Teacher’s Pet is something of a combination of those better known Akron bands and a nod to classic rock stuff. There’s even a cover of Mose Allison’s “Summertime Blues,” which as versioned by the Who, ranks as one of rock’s better known rave ups.

But the set of influences run through a town all rusty and broken down is what Teacher’s Pet seek to represent. And with a renewed interest in the NEOhio music scene, in part due to Smog Veil Records and Cheetah Chrome touring endless when he’s not busy writing books, Teacher’s Pet finally was able to issue a record back in 2008 that the ensemble set to tape almost thirty years prior.

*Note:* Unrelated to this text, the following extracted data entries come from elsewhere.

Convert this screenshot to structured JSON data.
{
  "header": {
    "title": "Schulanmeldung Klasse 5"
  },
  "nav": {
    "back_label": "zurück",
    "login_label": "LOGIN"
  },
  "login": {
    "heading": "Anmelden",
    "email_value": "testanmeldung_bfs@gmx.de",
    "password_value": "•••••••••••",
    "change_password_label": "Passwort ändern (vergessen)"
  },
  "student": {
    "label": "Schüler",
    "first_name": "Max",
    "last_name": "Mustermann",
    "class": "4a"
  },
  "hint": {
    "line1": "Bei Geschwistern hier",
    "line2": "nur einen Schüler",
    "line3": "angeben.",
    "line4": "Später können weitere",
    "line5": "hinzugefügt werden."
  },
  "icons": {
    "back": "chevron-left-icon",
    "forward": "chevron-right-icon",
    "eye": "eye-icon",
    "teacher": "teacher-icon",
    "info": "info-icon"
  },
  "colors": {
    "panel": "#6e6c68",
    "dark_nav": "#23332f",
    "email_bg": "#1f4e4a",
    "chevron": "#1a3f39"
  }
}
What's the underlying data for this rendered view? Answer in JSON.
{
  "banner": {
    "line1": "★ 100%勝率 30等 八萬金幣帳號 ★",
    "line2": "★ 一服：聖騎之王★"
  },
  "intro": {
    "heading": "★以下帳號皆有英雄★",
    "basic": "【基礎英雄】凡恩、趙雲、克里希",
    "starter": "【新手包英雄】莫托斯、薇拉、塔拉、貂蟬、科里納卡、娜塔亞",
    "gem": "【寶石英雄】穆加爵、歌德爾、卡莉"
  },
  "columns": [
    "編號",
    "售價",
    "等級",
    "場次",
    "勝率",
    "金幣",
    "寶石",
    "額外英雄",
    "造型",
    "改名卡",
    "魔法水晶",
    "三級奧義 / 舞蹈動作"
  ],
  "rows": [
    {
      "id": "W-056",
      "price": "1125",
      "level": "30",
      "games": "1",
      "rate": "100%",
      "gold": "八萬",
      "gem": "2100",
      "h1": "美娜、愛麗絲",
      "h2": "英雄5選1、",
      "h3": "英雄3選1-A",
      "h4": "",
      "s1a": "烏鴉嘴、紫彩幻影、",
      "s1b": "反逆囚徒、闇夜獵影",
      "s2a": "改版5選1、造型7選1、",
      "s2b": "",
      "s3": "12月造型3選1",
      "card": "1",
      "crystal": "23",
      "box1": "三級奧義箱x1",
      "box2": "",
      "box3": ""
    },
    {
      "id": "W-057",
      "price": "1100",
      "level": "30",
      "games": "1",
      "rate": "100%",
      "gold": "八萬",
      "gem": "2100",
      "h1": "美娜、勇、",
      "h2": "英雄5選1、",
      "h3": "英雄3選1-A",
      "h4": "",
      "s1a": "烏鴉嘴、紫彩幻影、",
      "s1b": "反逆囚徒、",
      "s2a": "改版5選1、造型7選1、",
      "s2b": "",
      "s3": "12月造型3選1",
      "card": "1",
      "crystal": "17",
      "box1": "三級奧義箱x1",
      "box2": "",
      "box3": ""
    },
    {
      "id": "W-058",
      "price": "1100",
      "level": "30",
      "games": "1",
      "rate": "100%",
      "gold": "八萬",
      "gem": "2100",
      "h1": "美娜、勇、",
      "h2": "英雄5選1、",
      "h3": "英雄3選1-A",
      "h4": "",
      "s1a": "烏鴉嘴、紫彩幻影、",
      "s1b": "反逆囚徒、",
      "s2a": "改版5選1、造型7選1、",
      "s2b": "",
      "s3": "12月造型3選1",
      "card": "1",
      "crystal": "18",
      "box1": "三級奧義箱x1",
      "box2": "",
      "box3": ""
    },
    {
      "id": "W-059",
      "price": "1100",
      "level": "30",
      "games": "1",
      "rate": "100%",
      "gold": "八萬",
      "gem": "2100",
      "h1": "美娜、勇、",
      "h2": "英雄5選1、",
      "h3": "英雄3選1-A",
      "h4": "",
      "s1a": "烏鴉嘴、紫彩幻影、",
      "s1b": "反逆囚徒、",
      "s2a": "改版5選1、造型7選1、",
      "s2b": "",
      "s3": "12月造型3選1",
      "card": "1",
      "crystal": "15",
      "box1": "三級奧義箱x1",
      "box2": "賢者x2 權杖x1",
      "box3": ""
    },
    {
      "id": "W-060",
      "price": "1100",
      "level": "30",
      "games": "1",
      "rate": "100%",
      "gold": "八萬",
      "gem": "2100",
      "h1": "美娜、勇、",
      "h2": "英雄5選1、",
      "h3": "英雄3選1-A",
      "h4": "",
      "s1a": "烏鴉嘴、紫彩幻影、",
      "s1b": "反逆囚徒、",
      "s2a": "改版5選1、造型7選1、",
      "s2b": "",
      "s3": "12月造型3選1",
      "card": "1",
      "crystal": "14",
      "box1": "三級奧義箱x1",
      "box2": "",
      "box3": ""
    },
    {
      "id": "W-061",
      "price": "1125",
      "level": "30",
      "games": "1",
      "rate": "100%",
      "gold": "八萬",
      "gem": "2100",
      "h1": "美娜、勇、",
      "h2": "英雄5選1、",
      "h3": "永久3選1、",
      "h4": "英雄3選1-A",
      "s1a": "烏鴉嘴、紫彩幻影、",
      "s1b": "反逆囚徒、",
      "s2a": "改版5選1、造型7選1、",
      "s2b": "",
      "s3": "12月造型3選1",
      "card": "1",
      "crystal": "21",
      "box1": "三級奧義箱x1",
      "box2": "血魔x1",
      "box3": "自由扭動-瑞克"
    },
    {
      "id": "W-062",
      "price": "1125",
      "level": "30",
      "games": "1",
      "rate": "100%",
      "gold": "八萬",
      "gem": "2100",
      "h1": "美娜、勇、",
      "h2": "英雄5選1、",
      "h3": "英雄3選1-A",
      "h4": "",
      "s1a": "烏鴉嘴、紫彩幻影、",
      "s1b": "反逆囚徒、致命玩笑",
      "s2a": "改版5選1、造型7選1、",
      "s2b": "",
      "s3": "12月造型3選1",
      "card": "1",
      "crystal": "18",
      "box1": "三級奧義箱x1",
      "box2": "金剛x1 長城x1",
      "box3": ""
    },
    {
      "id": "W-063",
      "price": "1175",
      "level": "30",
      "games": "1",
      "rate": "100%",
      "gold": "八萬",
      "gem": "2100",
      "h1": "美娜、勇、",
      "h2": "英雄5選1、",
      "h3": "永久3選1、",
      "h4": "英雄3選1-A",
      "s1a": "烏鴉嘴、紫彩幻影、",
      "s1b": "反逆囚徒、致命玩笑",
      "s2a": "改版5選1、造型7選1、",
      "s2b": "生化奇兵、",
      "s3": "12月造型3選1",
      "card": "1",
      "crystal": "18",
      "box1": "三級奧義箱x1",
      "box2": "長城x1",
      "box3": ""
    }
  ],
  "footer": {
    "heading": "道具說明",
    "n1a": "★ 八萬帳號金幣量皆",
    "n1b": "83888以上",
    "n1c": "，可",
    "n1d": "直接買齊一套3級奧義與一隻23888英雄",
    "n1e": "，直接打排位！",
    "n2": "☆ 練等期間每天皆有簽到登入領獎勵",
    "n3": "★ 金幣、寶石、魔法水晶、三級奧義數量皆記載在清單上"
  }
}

Folks have figured that the resultant record doesn’t sound dated – but it does. It’s a music snatched from a specific time and place making use of generally accepted sounds – bka aggressive musics.

Thing is, the band’s legacy persisted through the years, prior to the release of this full length mostly predicated on the basis of a single issued by Clone Records. The two tracks – “Hooked on You” and “To Kill You” – are both included here and don’t really disappoint even as each differs not just from each other, but from some of the other tracks recorded during the sessions at Bushflow Studios which eventually made up the disc.

“Hooked on You” comes off like a power pop track as much as anything else even as the keyboard doesn’t factor too much into the song and the main guitar figure almost sounds like “Cat Scratch Fever” at times. It’s still an aggressive track and with Kal Mullen’s guitar solo inserting some aural sneer into the proceedings, it all works out fine.

More prominently feature the keyboard, “To Kill You” clocks in with a much slower tempo and a funkier drum beat. But the varied approach should be expected from a band that seemed to be able to incorporate just about any genre that was then entertaining them. It’s not necessarily a lost gem, but a decent addition to the canon.